The status as a Local Nature Reserve not only helps to protect natural features and wildlife habitats and increase local involvement where people can learn and study in nature with all the added health and well-being that this brings but it also increases the opportunity to bid for additional funding to enhance and improve the area.
Councillor Tracey Rawlins Manchester City Council’s executive member for environment and transport said it was “great news for nature conservation and recreation in this part of the city” and “an example of our biodiversity plans in action”.
The Local Democracy Reporting Service said the move would help protect the wildlife habitat and open up funding for long-term maintenance.
A report to the Labour-led authority said the declaration had the informal backing of Natural England, the public body responsible for ensuring the country’s natural environment is protected and improved.
Councillor Tracey Rawlins said, “As caretakers of our local environment, the work we do now to preserve, protect and enhance our green spaces and local environments is really important for future generations,” she said.

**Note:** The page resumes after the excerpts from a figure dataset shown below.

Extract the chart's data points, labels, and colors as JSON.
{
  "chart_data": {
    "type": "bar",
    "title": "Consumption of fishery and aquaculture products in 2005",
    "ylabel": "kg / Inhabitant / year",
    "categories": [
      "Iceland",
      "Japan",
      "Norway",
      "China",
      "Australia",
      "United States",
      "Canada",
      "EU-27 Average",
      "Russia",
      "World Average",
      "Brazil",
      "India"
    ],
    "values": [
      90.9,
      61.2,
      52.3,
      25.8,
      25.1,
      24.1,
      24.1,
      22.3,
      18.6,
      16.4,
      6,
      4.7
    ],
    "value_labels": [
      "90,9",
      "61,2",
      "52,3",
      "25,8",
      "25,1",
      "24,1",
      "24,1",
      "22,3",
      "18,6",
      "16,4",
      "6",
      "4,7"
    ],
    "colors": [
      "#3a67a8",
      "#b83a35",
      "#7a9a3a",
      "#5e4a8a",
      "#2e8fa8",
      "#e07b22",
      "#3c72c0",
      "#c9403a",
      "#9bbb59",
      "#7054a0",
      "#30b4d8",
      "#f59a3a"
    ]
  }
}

“We want to ensure that we work tirelessly to preserve the precious eco-systems that we already have in our woodlands like Kenworthy, and in our meadows, green spaces, rivers and canals to mitigate the impacts of climate change in the city.”
Councillor Sam Lynch said the woods were “a beautiful nature spot and I strongly support its declaration as a nature reserve”.
“This will make it easier to access funding and for its preservation and also promote the area so hopefully more people will enjoy it and benefit from what this local beauty spot has to offer,” she added.
The new site sits close to three existing reserves, Chorlton Water Park, Wythenshawe Park and Chorlton Ees and Ivy Green, while five more are located around the city at Blackley Forest, Clayton Vale, Highfield Country Park, Boggart Hole Clough and Stenner Woods and Millgate Fields.